Find the gradient of \(xy^{2} + x^{2} y = 4xy\) at the point (1, 3).
Differentiate \(xy^{2}+x^{2}y=4xy\) implicitly with respect to \(x\), treating \(y\) as a function of \(x\) and using the product rule on each term.
\[\underbrace{y^{2}+2xy\frac{dy}{dx}}_{\frac{d}{dx}(xy^{2})}+\underbrace{2xy+x^{2}\frac{dy}{dx}}_{\frac{d}{dx}(x^{2}y)}=\underbrace{4y+4x\frac{dy}{dx}}_{\frac{d}{dx}(4xy)}.\]

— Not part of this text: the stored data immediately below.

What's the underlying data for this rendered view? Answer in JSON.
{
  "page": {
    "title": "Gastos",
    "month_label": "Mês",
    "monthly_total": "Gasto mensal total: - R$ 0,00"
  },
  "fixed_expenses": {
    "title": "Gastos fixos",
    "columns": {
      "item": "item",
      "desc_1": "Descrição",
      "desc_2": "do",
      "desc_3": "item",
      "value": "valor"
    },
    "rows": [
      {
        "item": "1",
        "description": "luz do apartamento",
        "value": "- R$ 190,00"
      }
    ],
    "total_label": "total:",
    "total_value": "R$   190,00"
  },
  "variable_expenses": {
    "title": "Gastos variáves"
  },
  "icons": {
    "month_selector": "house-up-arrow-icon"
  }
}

Collect the \(\dfrac{dy}{dx}\) terms on one side:
\[(2xy+x^{2}-4x)\frac{dy}{dx}=4y-y^{2}-2xy,\]
\[\frac{dy}{dx}=\frac{4y-y^{2}-2xy}{2xy+x^{2}-4x}.\]
Substitute the point \((1,3)\):
\[\text{Numerator}=4(3)-3^{2}-2(1)(3)=12-9-6=-3,\]
\[\text{Denominator}=2(1)(3)+1^{2}-4(1)=6+1-4=3.\]
\[\frac{dy}{dx}=\frac{-3}{3}=-1.\]
The gradient at \((1,3)\) is \(-1\).